People's reactions to trauma are as diverse as their personalities. Immediate reactions can range from being jumpy and easily startled and exhibiting intrusive thoughts or memories of the traumatic event. Some victims might seem outwardly unaffected early on, with internal struggles manifesting days, months, or even years after their trauma. There’s no universal way in which post-traumatic stress manifests, and the variability in reactions underscores the importance of accessing personalized support.

Myth: Discussing the Trauma Always Helps

Open conversation can be therapeutic, but it's not the answer for everyone, especially not immediately. While some find solace in sharing their story, others might need more time to process their experience internally. It's crucial to approach survivors with sensitivity and allow them to choose when and how they want to discuss their trauma, understanding that healing can't be rushed.
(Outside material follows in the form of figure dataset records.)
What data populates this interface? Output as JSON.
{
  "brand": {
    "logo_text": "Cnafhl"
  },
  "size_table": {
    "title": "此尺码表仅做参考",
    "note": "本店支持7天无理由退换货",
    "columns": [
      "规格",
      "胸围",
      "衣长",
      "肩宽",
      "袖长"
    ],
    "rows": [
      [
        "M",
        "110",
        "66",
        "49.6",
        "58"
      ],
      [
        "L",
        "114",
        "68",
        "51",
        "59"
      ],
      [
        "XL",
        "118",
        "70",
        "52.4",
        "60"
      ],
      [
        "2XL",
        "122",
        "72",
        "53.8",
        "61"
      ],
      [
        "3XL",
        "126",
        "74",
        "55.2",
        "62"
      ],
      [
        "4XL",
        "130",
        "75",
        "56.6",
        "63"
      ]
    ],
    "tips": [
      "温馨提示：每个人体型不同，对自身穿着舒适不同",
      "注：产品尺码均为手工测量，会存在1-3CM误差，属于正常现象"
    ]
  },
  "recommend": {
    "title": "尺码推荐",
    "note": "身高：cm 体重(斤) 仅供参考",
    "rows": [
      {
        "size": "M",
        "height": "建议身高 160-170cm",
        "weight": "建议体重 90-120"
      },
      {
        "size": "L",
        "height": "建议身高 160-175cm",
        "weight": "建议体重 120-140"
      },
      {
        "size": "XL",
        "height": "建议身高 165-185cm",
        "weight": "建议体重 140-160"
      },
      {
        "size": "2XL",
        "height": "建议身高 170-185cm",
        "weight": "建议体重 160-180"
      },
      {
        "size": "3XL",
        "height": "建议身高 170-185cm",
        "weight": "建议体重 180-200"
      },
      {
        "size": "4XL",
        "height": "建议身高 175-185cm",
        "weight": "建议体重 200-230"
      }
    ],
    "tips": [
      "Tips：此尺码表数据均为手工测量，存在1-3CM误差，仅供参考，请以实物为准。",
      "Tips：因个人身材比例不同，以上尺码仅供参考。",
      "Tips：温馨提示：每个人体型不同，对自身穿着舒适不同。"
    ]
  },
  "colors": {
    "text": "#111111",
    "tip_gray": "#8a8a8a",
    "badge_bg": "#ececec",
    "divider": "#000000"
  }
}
Myth: Real Strength Means Moving On Quickly

There's a mistaken notion that resilience leads to a speedy post-trauma recovery. This myth only adds unnecessary pressure onto survivors, making them feel inadequate for not "bouncing back" fast enough. It can also minimize the profound effect that the trauma has had on them. Each individual's healing journey is unique. The most important thing is that a victim makes space for  processing, understanding, and rebuilding so that they can sustain lasting recovery, rather than pretending to be “better” when it's needed. Recognizing this shifts the paradigm around stereotypes about trauma and enables a more profound understanding.

Myth: PTSD is a Life Sentence

Trauma, without a doubt, leaves an indelible mark. But it doesn't permanently define a person’s life. Though some trauma survivors will go on to develop symptoms of PTSD, including flashbacks, nightmares, avoidance of triggers and negative self-talk, the good news is that PTSD is very treatable. In fact, the best-researched PTSD therapies, like Cognitive Processing Therapy (CPT) and Prolonged Exposure (PE), take only 8-12 therapy sessions to complete and usually lead to permanent recovery. With evolving therapeutic methodologies and a supportive environment, these evidence-based therapies are among the many tools increasingly accessible to those seeking to move beyond their traumatic experiences.

In Conclusion

Demystifying trauma is a collective responsibility amongst us all. By understanding the complex nature of trauma, we can approach those who’ve experienced it with empathy and devoid of preconceived notions. In doing so, society can move closer to creating more nurturing spaces where survivors feel genuinely seen, heard, and supported.